From comparable figures for three 10 m in periods, values obtained for the diffusion coefficient of glycine in mesogloea are 4·1, 5·3 and 7·8 × 10−7 cm2 sec−1 as compared with published values (Handbook of Chemistry and Physics) for the diffusion coefficient in water of 1·06 × 10−6 cm2 sec−1. The hindrance to the diffusion of glycine presented by the mesogloea would therefore appear to be similar to that for glucose.

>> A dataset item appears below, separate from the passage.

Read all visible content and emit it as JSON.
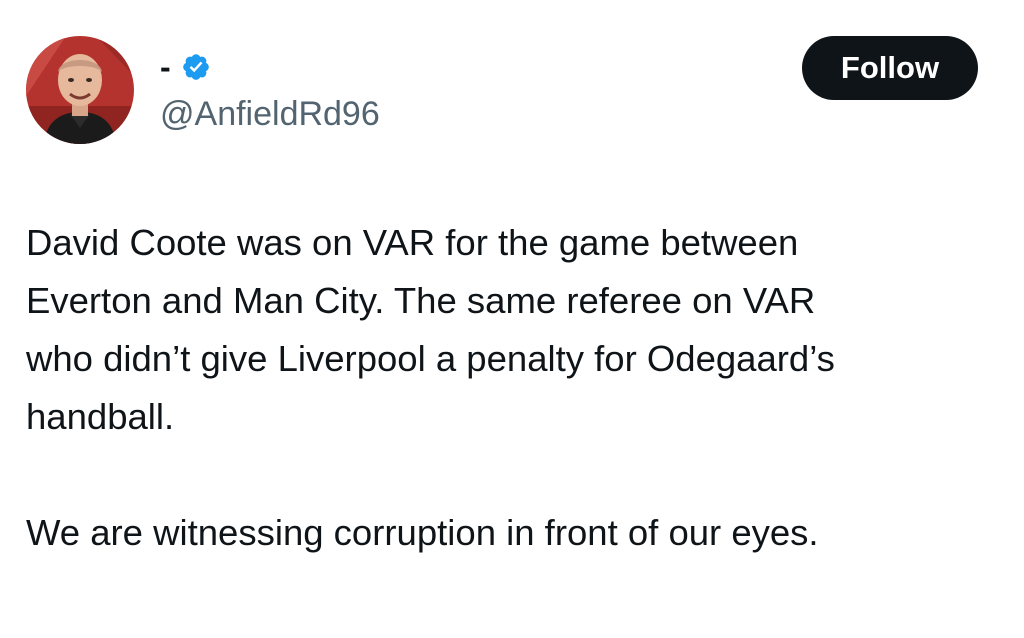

The first two 10 m periods yield values of approximately 12 × 10−7 for the diffusion coefficient of glucose across both Millipore filter (150 /μm) and dialysis tubing (30 μm).
DISCUSSION
While the results of the experiments recounted here cannot be regarded as giving more than an indication of the rates of diffusion of small organic molecules in coelenterate tissue we believe that they are the first direct measurements which have been made and that they could lead to further work of a quantitative nature. The results indicate that the mesogloea acts as somewhat more of a barrier to diffusion than does the same amount of water but does not appear to constitute a significant barrier for small molecules. As would be expected, the cell layers do provide a greater barrier to free diffusion. Published work on the structure of the mesogloea of hydroids (Hausman & Burnett, 1969; Lentz, 1966) suggests that the fibrous elements present are clearly separated from the interstitial material. The results of a study of the mesogloea of Corymorpha (unpublished) indicate that the mesogloea is of the same nature and at the molecular level presents no membrane-like barrier to molecular movement. In spite of its relatively high permeability to molecules the material has considerable structural strength ; it does not fall apart when left in distilled water, and it can withstand a pressure of as much as 60 cm of water applied to the contents of one of the half-cells. These features suggest that the diffusion of molecules in mesogloea, especially in the more gelatinous mesogloea of medusae and siphonophores, may take place at rates only a little less than their rates of diffusion in water. However, proof of this must await experiment.